The story of Nevada’s Assembly Republican caucus is something between soap opera and slapstick. Amid the betrayal and mistrust are too many self-inflicted blows to the groin to count.
On Thursday morning, Assemblywoman Michele Fiore was removed from leadership for the second time in about a week. But there are still six weeks before the start of the 2015 Legislature, so perhaps she’ll find her way in and out yet again. With this group, things change by the hour. The next coup is a tweet, email or radio interview away.
Some caucus chaos was to be expected in the aftermath of November’s stunning Republican sweep in Nevada — the GOP wasn’t expected to capture a majority in the Assembly. Half of the party’s 25-member majority will be freshmen. They barely know each others’ names.

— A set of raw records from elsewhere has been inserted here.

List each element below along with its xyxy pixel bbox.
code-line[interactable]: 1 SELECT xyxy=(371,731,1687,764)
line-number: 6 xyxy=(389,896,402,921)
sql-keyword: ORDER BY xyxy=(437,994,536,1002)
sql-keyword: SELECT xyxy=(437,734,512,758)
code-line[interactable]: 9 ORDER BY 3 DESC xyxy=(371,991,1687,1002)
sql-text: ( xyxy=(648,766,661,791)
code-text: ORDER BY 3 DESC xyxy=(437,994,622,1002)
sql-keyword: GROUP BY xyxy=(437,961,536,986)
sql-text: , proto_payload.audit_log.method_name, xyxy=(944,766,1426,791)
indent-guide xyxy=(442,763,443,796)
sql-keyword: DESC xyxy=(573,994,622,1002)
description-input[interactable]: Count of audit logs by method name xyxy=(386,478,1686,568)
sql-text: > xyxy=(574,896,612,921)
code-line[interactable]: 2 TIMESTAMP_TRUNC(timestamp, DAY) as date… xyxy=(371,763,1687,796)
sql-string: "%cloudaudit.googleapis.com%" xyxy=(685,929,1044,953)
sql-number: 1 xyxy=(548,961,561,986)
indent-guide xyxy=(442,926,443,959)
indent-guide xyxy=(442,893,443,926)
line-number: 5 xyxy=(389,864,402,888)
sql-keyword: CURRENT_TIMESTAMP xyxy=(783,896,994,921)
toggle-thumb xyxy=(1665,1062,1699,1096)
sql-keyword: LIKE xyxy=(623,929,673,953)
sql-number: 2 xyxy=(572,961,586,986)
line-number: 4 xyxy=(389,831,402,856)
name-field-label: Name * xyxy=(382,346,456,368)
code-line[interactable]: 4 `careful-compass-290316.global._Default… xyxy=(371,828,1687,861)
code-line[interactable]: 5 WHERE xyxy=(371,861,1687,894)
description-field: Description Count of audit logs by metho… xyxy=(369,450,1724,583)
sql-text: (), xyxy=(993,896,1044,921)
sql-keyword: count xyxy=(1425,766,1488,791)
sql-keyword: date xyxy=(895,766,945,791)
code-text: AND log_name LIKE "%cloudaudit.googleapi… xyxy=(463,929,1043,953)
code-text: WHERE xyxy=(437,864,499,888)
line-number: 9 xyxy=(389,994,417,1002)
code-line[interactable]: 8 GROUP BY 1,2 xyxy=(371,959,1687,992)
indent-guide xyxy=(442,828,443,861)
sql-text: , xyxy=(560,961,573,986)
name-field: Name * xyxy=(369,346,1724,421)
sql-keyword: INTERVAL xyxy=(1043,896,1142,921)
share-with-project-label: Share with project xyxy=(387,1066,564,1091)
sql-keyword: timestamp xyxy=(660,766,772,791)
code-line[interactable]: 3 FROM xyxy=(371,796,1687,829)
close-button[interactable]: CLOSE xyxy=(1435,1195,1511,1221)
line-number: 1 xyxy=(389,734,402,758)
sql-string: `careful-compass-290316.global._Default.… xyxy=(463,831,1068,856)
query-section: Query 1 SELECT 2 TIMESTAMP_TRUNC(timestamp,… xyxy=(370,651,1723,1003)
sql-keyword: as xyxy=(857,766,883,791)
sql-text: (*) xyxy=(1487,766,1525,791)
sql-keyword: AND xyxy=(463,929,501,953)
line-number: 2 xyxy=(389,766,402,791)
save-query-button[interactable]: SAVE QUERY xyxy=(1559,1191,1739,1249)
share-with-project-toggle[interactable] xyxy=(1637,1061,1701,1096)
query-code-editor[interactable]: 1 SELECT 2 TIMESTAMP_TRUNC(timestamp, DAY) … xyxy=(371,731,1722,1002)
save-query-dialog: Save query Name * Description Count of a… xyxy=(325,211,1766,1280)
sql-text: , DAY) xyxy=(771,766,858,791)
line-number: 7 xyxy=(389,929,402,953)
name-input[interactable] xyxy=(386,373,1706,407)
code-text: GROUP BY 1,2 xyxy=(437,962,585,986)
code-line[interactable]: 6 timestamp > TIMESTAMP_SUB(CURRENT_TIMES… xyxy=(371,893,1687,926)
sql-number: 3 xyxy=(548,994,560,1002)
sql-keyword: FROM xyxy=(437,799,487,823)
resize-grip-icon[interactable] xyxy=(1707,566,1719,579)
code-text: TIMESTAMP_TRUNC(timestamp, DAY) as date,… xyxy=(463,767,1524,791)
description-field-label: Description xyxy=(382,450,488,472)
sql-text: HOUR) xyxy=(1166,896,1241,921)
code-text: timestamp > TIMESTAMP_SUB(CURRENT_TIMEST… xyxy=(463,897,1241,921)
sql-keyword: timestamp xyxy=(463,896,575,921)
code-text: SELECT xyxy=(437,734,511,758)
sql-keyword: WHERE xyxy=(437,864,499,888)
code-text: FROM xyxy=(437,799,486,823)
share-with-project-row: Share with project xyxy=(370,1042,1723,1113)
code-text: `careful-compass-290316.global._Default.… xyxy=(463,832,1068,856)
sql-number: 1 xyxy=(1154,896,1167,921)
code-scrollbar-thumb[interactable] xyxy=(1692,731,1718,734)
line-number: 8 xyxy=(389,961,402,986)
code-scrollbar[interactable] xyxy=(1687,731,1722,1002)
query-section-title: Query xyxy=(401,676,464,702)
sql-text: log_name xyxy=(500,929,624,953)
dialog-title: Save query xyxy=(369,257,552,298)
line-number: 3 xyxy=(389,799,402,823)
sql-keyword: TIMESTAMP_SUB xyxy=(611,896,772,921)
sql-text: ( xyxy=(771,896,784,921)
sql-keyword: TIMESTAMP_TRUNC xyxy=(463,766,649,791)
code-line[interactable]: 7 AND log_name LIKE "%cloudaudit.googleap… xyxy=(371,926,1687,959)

But those factors are no excuse for the elevation of Ira Hansen to speaker designate despite his history of homophobic and racially insensitive comments. Or Ms. Fiore’s botched response to news stories about her IRS debts. Instead of being transparent and providing proof of her compliance, she lit up her own party. Now there’s talk that John Hambrick, Hansen’s replacement as speaker designate, might be removed and replaced with the help of Democrats at the start of the 2015 session.
This is the wrong session for distractions. Lawmakers have a rare opportunity — and just 120 days — to reform and bolster public schools and check the rising cost of government services with pension and collective bargaining overhauls. And they have a governor, Brian Sandoval, with the capital to help them get it done.
If the GOP needs an additional six weeks to get its house in order, fine. As long as they’re ready for work on Feb. 2. No one will remember this fall’s drama if lawmakers have a productive session. But if the turmoil spills into spring, no one will forget it.